Can I Measure in the Snow?
Complete Snow Cover – Just because we can measure a pile on the ground using an iPhone or drone, when it is covered in snow, keep in mind that we cannot see the pile surface through the snow. Regardless of what service or software you use, measuring stockpiles with cameras will always assume the topmost material as the top of the pile surface. If there is only an inch or two of snow, the impact to the pile volume will be minimal. Several inches or more will add significant volume to the pile measurement and recommend waiting for the snow to melt prior to measuring.
How much snow is too much? A rule of thumb: if it’s a dusting, then you are okay.
Snow Drifts – Snow drifts against the side of a stockpile have the same impact as complete snow cover. If the snowdrift is small in relation to the total volume of the pile, the impact may be minimal. However, you will still be adding extra material to the total. Remove as much of the snow drift as possible with a loader prior to measurement for the most precise result. Small snow drifts tend to have little impact in stockpile measurements.
Below are other factors to consider before measuring your pile when snow and ice are present:
Safety – Measuring stockpiles with our iPhone app will have the added safety concern if ice has formed on the ground. In this occasion, we recommend having a second person walk ahead of you and spot potential fall hazards.

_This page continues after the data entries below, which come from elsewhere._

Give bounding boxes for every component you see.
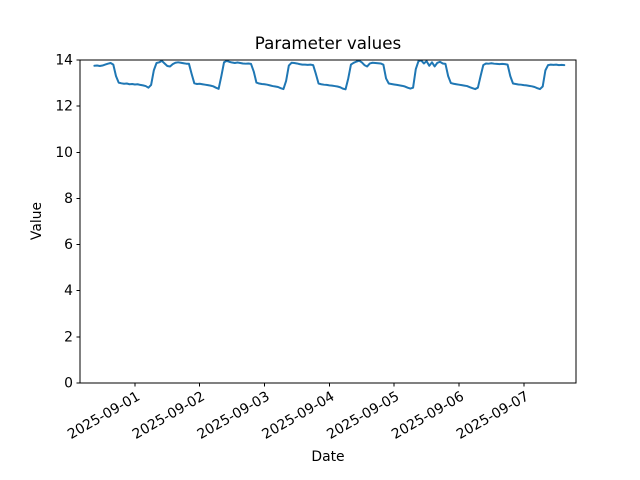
plot-spines bbox=[79, 59, 577, 384]
y-tick-label: 6 bbox=[64, 237, 73, 253]
x-tick-label: 2025-09-04 bbox=[259, 389, 337, 443]
y-tick-label: 14 bbox=[55, 53, 73, 69]
x-axis-label: Date bbox=[311, 449, 345, 465]
y-tick-label: 0 bbox=[64, 376, 73, 392]
y-tick-label: 12 bbox=[55, 99, 73, 115]
x-tick-label: 2025-09-06 bbox=[389, 389, 467, 443]
y-tick-label: 8 bbox=[64, 191, 73, 207]
data-line bbox=[93, 59, 566, 91]
x-tick-label: 2025-09-02 bbox=[130, 389, 208, 443]
chart-title: Parameter values bbox=[254, 33, 402, 53]
y-tick-label: 4 bbox=[64, 283, 73, 299]
x-tick-label: 2025-09-01 bbox=[65, 389, 143, 443]
x-tick-label: 2025-09-05 bbox=[324, 389, 402, 443]
x-tick-label: 2025-09-03 bbox=[195, 389, 273, 443]
y-tick-label: 10 bbox=[55, 145, 73, 161]
x-tick-label: 2025-09-07 bbox=[454, 389, 532, 443]
y-tick-label: 2 bbox=[64, 329, 73, 345]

Also, ice can form within the stockpile causing the surface of the pile to be hard packed and difficult to walk on.
Be careful when walking around your quarry in the winter. Puddles turn to ice.
Allot More Time – Everything takes more time when the temperature is close to freezing. You may be used to flying your site with just one battery, however, cold temperatures can severly shorten battery life. Also, if you are planning on measuring several sites in one day, travel time can take longer due to poor road conditions. Shorter winter daylight and longer drive times might mean that measuring inventory takes extra days. We suggest using our pilots to fly for you, helping you get your inventory done more quickly, without having to fight against poor weather and road conditions.
Driving in snow and ice can extend the time it takes to drive between sites.
Winter Tech Tips
Electronics and freezing temperatures don’t mix well. Over the past seven years, we have learned the best tips for handling drones, iPhones and tablets in the cold temperatures.
Keep Your Batteries Warm – Nothing is worse than setting up your drone for your measurement to find out that the battery is too cold and the drone won’t take off. The key here is to keep your battery warm as long as possible before the flight. Place your batteries on the floorboard of your vehicle with the heat on high. If you don’t have a vehicle with you, keep your battery tucked under your jacket until you are ready to fly.
Keep Electrons Flowing – Anyone who has tried using an iPhone in freezing temperatures has seen their phone spontaneously turn off even when there is plenty of battery life left on the device. There is an easy solution to prevent this no matter how cold it gets outside: connect your iPhone to an external battery charger. We don’t know the exact science behind why this works, however, we’ve used iPhones for hours in the low teens without the phone turning off once.
We trained 50+ users in sub-20s weather and not a single phone turned off due to cold weather while using an external charger.
Know Your Weather – Be extra mindful of the weather during winter when flying a drone. Moist cold temperatures can cause freezing fog to move into your area. The icing on your propellers from freezing fog will quickly decrease your lift and increase drag causing the aircraft to quickly descend to the ground.